The prisoners allowed prisoner to keep one of their children in prison. Only two children survived the prison blast, according to a source. Child prisoners – made by a separate block – released earlier in the day.

Not only the smoke and flames kill the weakest, according to a detailed account from another survivor aged 38, which does not want to be known. We call his florence.
He said “The children began to die” when tear gas was shot in the women’s section.
“The prison is surrounded by soldiers and police, instead of going to the fire, firing bullets and tossed tears to us,” Florence said.
“When tears gas were dropped to us, the fire was intense. Our eyes were torn as Chilli poured them. There was no way to breathe,” he added.
The fire and the rapelas are kept in confusion, in all parts are eager to blame others.
Human right groups say that rape is widespread as a weapon of the DR Congo war of two rebels of M23 and government forces.
However, in this case, Florence says it’s companions with the inmates.
“You saw that they were prisoners. Some went out of shoes. When they went to the prison in the girls, they called the names of their knowledge or uniform.”
Florence said he heard “bullets of crackling” outside the prison from 23:00 before, and escaped the prisoners killed by the police outside.
“If a prisoner went out, he was shot. In flying bullets, I knelt down to God to save us in bad condition.”
Some prisoners breaking the women’s section seek for a safer escape path, he said.
They break one of the walls facing out – a place where police are not usually set. But soon the gap was filled with fire.
Florence first saw the flames at about 04:00. Then every time, he rushes from the body to the body.
“People died in front of our eyes. I couldn’t figure them out. We tried to revive them by giving the water. The BBC.
He also blames Congolese authorities for the loss of many lives.
“The state should open the doors to see fire or coming and release it.”
BBC has contact Kinshasa government asking for a response to the saved but we have not received.
Florence says women’s jail opens at the end of 11:00 – he doesn’t know who – and he went out of 18 more survivors. They are not helped.

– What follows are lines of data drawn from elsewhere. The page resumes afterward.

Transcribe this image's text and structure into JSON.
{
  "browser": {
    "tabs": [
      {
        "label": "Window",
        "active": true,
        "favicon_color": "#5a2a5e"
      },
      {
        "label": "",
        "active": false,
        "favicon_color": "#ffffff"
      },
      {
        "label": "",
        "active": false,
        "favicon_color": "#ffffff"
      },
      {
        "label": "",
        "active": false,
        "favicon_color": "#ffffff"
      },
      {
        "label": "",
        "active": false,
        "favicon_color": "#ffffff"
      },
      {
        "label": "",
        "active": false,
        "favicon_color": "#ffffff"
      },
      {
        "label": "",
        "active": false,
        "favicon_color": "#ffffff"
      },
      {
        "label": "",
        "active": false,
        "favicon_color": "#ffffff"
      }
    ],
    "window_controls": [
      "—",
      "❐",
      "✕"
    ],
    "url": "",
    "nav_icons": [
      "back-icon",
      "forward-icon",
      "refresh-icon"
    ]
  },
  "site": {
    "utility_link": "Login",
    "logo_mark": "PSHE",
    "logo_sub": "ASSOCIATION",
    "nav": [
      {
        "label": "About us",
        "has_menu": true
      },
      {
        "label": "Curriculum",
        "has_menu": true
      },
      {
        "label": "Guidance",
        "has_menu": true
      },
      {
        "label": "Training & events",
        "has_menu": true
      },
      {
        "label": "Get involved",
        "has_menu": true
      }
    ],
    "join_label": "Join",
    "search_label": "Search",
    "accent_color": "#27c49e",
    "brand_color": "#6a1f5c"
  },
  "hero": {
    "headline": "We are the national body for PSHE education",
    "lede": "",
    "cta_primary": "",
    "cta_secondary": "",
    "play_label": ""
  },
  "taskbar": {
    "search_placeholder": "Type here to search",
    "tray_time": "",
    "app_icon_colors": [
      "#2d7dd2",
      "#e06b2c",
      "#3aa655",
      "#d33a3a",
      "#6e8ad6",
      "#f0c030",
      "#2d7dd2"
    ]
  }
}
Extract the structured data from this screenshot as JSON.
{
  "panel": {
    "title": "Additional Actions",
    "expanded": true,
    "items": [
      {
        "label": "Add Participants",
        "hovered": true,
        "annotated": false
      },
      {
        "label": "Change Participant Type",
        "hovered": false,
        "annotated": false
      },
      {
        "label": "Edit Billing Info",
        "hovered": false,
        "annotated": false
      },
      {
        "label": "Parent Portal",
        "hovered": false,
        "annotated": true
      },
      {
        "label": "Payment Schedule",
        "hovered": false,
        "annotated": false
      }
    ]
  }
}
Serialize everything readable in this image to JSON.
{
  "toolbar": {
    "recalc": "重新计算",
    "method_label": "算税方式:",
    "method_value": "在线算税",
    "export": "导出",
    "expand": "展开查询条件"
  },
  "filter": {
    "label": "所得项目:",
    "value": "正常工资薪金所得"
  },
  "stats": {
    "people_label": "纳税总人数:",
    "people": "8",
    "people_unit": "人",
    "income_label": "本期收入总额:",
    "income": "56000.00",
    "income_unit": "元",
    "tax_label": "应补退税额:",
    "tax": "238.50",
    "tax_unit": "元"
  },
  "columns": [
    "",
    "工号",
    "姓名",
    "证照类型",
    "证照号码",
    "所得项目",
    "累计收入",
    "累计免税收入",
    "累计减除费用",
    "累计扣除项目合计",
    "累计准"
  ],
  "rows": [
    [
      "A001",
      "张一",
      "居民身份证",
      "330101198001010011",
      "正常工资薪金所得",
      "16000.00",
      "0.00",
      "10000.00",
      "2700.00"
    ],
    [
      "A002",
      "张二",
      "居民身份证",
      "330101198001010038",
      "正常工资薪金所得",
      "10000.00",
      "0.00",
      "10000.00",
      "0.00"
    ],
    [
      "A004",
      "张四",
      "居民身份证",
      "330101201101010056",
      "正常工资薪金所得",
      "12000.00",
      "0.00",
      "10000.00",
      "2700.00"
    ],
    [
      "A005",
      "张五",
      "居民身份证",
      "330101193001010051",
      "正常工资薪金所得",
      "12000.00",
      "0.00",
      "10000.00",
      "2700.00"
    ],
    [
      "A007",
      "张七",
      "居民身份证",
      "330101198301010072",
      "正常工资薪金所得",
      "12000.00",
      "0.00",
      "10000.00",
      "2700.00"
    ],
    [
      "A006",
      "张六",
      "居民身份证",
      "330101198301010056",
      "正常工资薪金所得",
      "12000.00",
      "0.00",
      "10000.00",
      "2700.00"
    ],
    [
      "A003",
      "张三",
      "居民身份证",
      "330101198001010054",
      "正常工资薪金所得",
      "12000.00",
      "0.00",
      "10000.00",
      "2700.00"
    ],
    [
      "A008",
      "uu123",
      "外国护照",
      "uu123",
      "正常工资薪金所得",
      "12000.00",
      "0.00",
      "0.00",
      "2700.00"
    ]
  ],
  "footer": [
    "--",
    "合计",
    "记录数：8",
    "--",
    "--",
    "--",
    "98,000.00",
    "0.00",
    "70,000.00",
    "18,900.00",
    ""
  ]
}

“Even the police we found in the street, didn’t ask for news of prisoners, or asked if someone was hurt, or what we used to be,” he said.
After the rebels fighting there in parts of the city, who entered at about 8am. Rubber falls.

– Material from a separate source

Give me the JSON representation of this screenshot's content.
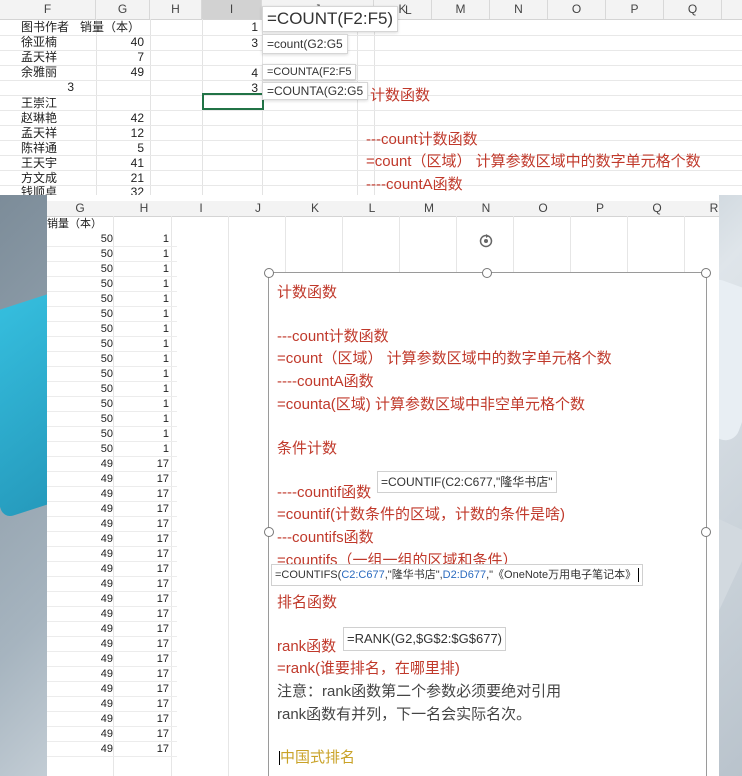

Women are not as important – in or from prison.

In a tent in the fields of rubber’s hospital, we met another survivor, Siform, 25, pulled from the flames of a friend.

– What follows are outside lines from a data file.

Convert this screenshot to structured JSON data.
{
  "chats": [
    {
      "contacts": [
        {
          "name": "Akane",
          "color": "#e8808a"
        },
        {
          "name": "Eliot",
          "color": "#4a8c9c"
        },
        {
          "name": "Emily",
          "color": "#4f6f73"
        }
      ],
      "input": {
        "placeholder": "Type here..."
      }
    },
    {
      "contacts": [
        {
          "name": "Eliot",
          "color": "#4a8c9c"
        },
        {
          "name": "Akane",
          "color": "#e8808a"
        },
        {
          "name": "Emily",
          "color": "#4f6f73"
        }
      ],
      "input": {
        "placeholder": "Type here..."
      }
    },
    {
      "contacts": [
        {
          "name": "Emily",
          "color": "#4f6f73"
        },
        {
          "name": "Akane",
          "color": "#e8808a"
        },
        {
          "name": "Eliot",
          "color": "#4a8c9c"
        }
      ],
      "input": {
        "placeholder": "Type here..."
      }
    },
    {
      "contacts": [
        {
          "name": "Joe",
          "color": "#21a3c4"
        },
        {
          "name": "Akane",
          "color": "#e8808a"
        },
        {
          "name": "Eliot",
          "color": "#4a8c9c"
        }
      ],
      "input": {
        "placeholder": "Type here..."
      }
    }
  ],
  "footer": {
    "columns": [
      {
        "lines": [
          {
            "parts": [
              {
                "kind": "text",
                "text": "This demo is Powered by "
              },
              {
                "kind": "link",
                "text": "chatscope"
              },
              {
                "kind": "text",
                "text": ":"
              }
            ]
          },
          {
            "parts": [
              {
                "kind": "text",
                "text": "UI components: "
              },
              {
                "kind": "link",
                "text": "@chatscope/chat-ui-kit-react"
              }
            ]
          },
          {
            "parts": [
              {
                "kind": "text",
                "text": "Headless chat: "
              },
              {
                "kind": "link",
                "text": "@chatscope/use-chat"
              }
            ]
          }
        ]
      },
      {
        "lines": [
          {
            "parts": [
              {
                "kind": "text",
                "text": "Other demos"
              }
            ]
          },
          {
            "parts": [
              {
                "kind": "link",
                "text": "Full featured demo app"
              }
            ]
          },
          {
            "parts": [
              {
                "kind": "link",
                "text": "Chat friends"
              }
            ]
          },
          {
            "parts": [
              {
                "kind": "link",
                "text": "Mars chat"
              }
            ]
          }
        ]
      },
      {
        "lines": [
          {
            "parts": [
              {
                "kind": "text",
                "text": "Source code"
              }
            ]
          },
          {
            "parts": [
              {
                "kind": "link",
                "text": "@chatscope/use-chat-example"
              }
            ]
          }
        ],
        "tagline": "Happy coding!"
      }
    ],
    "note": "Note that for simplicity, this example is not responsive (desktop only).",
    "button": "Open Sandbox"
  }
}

He lay on his left side – any other position is very painful. Her right arm is heavy band, and has scores to burn her arm and her face. He burned him too. If his dresses were changed nurses should give his morphine.
But his pain is more physically.
His two-year-old daughter Esther died in prison.
“I have a boyfriend in my back. If we want to escape, something falls on him. A bomb? I don’t know what. He died in the area.
He added that Esther just started walking and “innocent”. Sometimes he play with other children in prison, but he is mostly beside his mother.
How was Sifa, a nuts seller, biting air in the bars in a prison with his daughter?
He was accused of being involved in a robbery, which he denied. He said he was imprisoned without being judged. Local sources say a common event.
The whole story of what happened in munozoze prison probably doesn’t know. It seems that those in power do not have a hurry to find.
Sifa and the other survivors we say to what we say no one has contacted their testimony about the horrors of 27 Jan – not the rebels controlled by the rubber now, even the government of Kinshasa Runs in jail.
“No one is the following (this case),” says Sifa. “Nothing to be ignored. It’s over.”
Additional reporting from BBC Wiets at BBC, Göktay Kalaltan and Yvonne alive.